My wife should be able to point some software at some archives and say "Get me all the pictures that have these two kids.." "Ok, now throw away the fuzzy ones and the badly exposed ones.." "Ok, cool, now flick them past me in chronological order and let me rate them, 1 or 2 seconds each.." "Great, now pick out the top 500 and lay out a book, find the birthday parties, and give me one chapter per birthday party, and one per year.." "Ok, too many pages, try 200 photos.. Nope, 300.. " "OK, flip, flip, flip, these need to go.. that one goes earlier.. this one isn't that birthday party... Perfect. Print it."
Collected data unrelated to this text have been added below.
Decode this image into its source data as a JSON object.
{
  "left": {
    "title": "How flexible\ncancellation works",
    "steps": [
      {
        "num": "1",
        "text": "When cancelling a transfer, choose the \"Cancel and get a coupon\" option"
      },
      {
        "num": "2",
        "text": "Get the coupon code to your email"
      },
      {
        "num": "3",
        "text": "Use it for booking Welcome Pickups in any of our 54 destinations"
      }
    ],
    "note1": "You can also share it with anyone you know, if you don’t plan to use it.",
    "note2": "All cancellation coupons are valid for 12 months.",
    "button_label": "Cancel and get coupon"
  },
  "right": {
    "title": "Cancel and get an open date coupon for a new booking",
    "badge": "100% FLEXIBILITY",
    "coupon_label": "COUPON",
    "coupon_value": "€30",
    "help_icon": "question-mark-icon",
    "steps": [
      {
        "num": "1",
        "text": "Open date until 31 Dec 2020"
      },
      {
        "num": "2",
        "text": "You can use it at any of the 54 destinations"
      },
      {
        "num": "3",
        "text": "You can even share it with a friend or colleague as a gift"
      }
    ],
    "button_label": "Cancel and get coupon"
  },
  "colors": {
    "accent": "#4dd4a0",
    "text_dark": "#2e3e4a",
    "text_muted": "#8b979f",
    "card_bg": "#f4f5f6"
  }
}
The ratings and metadata should obviously be preserved from session to session, so the next project is easier, but starting from scratch I can't get my arms around more the 2 hours of work here. Except that the software thinks that the way you make this book is you select a photo from an archive, and place it on a page, 300 times.
But it's not really about this particular workflow.
It's about letting go of the single picture. A photograph isn't a solitary 2 dimensional image any more. First, it's a digital object, it lives in a digital context. A picasa album, a flickr stream, a facebook timeline. It has a title, comments, likes, EXIF data, a shared-on date. It's before this other picture, and after that one. It contains recognizable people and objects, Second, it's not alone. It exists as a minute speck in a vast sea of pictures, with relationships to other pictures based on all the things noted in item 1, at least.
We need tools to manage these specks, in their multitudes. We need to be able to sort them, sift them, slosh them around and manage them. Pare down the sea of infinitesimal specks down to one collection now, for one purpose, and tomorrow, for another one. We need to be able to unify the several places we keep these things into a single giant heap, and then to reach into that heap with both hands, and in a moment pull out fistfuls of the right ones, for right now. This is a solvable problem. It's not even very hard.
Incidently, google Photos does a lot of this now. Given that google is pathologically incapable of keeping their eye on the ball it is a near certainty that this will not actually go anywhere, but they have demonstrated that the basic sorting/sifting problem is solvable, indeed, solved.